Comcast has refused to run a Catholic Social Services public service announcement on abstinence on several of its channels because the ads might be seen by children in the 6- to 9-year-old range, Comcast officials said.
A senior manager at the cable giant’s New York City headquarters reviewed the Catholic agency’s 30-second spot and determined that it was not appropriate for young viewers tuning into the Cartoon Network, Nickelodeon and the Family Channel. Comcast will allow the spot to appear on MTV, the Sci-Fi Channel, FX, the Comedy Central and E! Entertainment Channel.
The spot, entitled "Care Enough to Wait," is sponsored by ACTION, short for Abstinence Challenging Teens In Our Neighborhoods.
Arlene McNamee, executive director of Catholic Social Services, said she was rendered "a little speechless" by the cable company’s decision to pull the ad from certain channels.
Is talking about abstinence that controversial?" she asked. "We know that 9-year-olds are engaging in sexual activity. I wish I were making that up. And for the kids who are not sexually active, wouldn’t it be good to reinforce that behavior?"

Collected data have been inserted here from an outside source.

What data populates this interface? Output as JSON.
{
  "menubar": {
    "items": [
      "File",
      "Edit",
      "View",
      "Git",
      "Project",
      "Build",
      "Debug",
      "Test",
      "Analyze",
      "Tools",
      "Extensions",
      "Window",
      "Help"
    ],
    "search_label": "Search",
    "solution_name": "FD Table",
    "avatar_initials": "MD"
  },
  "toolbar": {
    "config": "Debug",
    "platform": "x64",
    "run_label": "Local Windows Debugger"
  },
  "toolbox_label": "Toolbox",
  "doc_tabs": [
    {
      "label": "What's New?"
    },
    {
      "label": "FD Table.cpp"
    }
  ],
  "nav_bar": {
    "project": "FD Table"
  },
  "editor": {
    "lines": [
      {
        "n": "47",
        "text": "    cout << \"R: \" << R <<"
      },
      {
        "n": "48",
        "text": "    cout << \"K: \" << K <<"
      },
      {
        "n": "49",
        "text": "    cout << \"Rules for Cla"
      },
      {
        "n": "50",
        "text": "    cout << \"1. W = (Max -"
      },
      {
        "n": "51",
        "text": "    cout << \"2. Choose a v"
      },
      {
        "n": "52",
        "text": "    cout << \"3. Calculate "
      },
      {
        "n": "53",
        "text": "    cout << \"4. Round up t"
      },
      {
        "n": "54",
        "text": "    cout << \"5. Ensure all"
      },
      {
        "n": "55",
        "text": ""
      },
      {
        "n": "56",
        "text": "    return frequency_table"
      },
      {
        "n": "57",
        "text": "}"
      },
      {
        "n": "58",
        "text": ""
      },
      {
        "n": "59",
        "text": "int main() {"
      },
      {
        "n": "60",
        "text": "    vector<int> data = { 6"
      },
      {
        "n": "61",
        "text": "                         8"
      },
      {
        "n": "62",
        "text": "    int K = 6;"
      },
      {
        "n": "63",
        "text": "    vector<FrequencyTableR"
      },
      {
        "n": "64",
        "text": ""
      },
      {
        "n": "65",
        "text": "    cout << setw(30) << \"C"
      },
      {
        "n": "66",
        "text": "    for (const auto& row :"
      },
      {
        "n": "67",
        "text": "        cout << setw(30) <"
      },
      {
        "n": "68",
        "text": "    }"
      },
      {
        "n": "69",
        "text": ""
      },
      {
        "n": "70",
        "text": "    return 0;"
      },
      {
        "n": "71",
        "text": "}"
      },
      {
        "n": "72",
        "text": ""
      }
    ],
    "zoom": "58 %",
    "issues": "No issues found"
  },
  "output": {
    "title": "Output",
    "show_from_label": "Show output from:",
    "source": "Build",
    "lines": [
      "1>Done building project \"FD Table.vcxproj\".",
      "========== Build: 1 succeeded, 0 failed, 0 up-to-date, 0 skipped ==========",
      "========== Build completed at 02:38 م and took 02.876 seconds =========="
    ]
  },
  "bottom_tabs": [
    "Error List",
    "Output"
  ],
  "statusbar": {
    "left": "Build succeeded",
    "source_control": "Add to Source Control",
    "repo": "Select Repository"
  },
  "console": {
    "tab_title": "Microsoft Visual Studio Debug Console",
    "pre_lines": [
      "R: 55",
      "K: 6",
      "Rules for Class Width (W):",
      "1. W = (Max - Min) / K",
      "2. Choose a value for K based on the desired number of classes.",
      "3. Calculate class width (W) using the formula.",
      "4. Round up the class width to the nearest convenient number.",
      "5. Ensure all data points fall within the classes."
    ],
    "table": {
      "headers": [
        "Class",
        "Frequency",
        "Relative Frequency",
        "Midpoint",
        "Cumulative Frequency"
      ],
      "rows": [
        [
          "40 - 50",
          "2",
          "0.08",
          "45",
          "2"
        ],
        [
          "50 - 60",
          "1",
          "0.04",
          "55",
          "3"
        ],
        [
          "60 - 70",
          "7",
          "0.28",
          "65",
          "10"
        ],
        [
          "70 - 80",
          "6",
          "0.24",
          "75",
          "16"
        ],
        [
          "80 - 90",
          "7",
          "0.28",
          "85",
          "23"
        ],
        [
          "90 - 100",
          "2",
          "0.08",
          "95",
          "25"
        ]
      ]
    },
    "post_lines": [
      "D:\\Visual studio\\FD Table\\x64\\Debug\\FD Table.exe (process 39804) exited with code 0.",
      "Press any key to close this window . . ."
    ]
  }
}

The spot does not feature any pictures, only phrases that flash up on the screen as they are spoken by teenagers. The phrases include, "I thought she was using protection," "I thought I would feel like a man," "I thought I’d never catch anything bad," and "I thought he wouldn’t tell anybody." It ends with the words "Before you decide to have sex, do some serious thinking and take ACTION. Care enough to wait." [Source]
The spoken phrases are not appropriate for Nick or Cartoon Network. Ever.
Arlene McNamee should be left speechless more often.
Comcast hasn’t been watching the programming on Cartoon Network (CN) or the Family Channel (FAM). CN runs violence, sexual situations, and objectional language on Adult Swim from 11 pm-5 am. The Family Channel runs several programs that have overt sexual innuendo (“Whose Line is It Anyway?” comes to mind) and adult situations starting around 7pm EST.
Then again, Comcast in our area had a little blurb for “family programing” like “Will And Grace”.
Sorry. Sent too soon. I forgot to mention: I think Comcast is right to be concerned about who might see these ads, but in a lot of cases, they just need to put these public service announcements in the hours of adult programs.
PSAs can be compelling and don’t have to be sexually explicit. How in the world could anyone argue intelligently against promoting self control? The television spot could feature several messages about abstaining for the good of yourself and others (overeating, smoking, fighting, etc.). Kids aren’t stupid. The abstinence message can, and I think would, logically bring that thought of self control to the mind of children who are engaging or thinking of engaging in sexual activity.
I would NOT want these PSA’s shown to my 6-9 year olds. And I advocate abstinence promotion. But we need to keep our children children, in my opinion. I would hate for my 7 year old son to come in during Jimmy Neutron wanting to know what kind of “protection” was being referred to. It’s about age-appropriateness, which is a concept I would’ve THOUGHT an abstinence group would’ve been able to grasp.
I agree Philothea. Preserving innocence in our children, I think, is one of our chief jobs as parents. But as I said, the root of abstinence education is self control: “Sit still in your seat,” “Don’t grab that out of someone’s hands,” “No you cannot have a cookie.” Teaching our very young children they can’t have everything they want is vital… and television teaches the opposite.
I find the PSA too blunt. “We know that 9-year-olds are engaging in sexual activity” should not mean therefore we will define deviancy down and assume that all nine-year-olds will and do.